You may have (or haven't) noticed that the site has moved from Github pages. There's one main reason for that, which is privacy, or at least a little more than usual. A few other things have changed as well, some cosmetic, others functional (JS pagination! In 2019! Amazing!). Here's what's up with this blog post though. When looking for WHERE to move the site to, the obvious choice is a cloud storage provider. The big three come to mind, which would be Amazon AWS S3, Google Cloud Storage, and Microsoft Azure Blob Storage. Well, I have some things to say for each which are why I decided to choose none of the above.
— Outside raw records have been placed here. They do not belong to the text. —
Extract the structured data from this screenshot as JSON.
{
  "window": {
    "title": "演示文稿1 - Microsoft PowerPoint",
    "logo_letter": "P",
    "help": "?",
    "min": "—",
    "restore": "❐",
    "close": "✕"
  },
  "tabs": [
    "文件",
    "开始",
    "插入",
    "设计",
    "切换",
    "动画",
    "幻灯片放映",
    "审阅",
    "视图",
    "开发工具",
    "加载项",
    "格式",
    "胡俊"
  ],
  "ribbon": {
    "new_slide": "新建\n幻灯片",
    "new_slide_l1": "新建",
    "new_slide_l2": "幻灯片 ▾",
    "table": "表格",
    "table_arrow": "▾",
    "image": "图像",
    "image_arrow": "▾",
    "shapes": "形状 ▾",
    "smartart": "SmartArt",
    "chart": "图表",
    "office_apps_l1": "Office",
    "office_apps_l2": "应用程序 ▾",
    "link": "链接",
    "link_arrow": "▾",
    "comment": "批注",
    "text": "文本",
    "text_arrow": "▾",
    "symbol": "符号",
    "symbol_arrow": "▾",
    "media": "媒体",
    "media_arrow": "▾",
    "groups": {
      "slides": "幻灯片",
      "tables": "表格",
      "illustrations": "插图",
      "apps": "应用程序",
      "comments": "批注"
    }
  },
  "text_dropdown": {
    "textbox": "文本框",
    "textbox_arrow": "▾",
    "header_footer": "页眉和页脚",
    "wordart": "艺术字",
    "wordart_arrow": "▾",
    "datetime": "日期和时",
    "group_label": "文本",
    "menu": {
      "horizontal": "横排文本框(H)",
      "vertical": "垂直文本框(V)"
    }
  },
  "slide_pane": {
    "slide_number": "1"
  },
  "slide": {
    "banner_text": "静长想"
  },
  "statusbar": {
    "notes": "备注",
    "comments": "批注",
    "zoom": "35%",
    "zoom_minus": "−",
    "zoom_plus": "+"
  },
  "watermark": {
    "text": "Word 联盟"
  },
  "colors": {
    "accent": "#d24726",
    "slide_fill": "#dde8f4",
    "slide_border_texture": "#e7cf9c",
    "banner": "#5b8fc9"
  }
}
The big issue here is that when setting up a static site on S3 with a custom domain, your container name needs to EXACTLY match your domain name. Well, as you might be able to guess, that's REALLY stupid for a domain like mine, which is obviously going to be used by someone else. Did I mention that container names are global? Yeah, that's annoying. Basically, someone else has my container name that I want and I can't do anything about it. And then there's a different debacle of not being able to move my domain to AWS Route 53. See, my domain is marked as "Premium" and even though my host (Name.com) allows me to move it away from their site, Route 53 won't let me move it in. Even when it would be cheaper with them and give them my business! Pricing wise it's definitely the most expensive of the bunch as well, even if it is only about 50 cents a month.
A lot of the same here. Storage containers are again, globally unique and must exactly match the domain name. I didn't even bother trying to set things up here because of what I learned from experimenting with AWS. It is cheaper than AWS though.
This was the most promising of the bunch and the cheapest with 12 months free to start. Instead of containers having to match your domain exactly, you can have it be named whatever you want! Storage ACCOUNT names are globally unique, which is why it's immediately better. Set up your account and make a static website with it, which will create a special $web
blob for your site. Then just point your domain at it and you're all set.
Almost.
That's where it being great ends. See, Azure static websites don't work with HTTPS, which I found out after too much searching. And that's a problem. A MASSIVE problem. I want, regardless of what people type, for them to get to the same place, without any certificate errors or whatever. If you want your site to actually function like any normal, modern website should act, you'll want all of the following to point to the same place. And oh boy, that's impossible. Thanks TLS or SSL or whatever. You've made a simple job impossible. To do that, you'll have to use Azure's CDN instead of the basic custom domain option in the blob. If you've enabled it previously, you'll have to turn it off, because you'll get other errors. Again, figured out through trial and error, because there's like 4 different versions of a Microsoft Azure static website tutorial in their official documentation. Never covered.
Here's what should point to the same place. Subtle changes in each one:
http://domain.tld
http
s
://domain.tld
http://
www
.domain.tld
http
s
://
www
.domain.tld
Now let's start with the basics of the modern webpage: a www domain and a bare domain should both point to the same place. It's essentially implied at this point. But according to Azure, a bare domain, even if you have the proper DNS rules to point your domain to the CDN endpoint, literally doesn't work. Try any combination of A, CNAME, ALIAS/ANAME records. It just doesn't work. Whatever right? Just set up the www subdomain to do things correct and point the bare domain to the www subdomain. That works right?
NO!
Because now the certificate that's been issued for the subdomain doesn't work for the bare domain! And you can't use wildcards to create your custom domain in the CDN because that doesn't work either and gives other issues! I spent over 8 hours on this. A simple static website. And it still didn't work right.
Make your life easy and just use Netlify for your static site. It pulls your stuff from a Github repo (which can be private), and puts it on your site. DNS setup is easy as well, set up your nameservers to be the netlify ones, add two ANAME/ALIAS records for both the bare domain and www subdomain to point to the netlify endpoint, and you're done. Push to the repo and it updates the site. Also you can log in with Github, so no extra auth needed. All the dumb certificate stuff is taken care of, and all of the http gets redirected to https and the www redirects to the bare domain. As expected in the modern era. And it's completely free for personal sites. Without a doubt, the only choice, and the one I should have made from the start.
Total time spent moving to Netlify from Github Pages: 15 minutes. Total time spent bothering with other cloud stuff: Too much.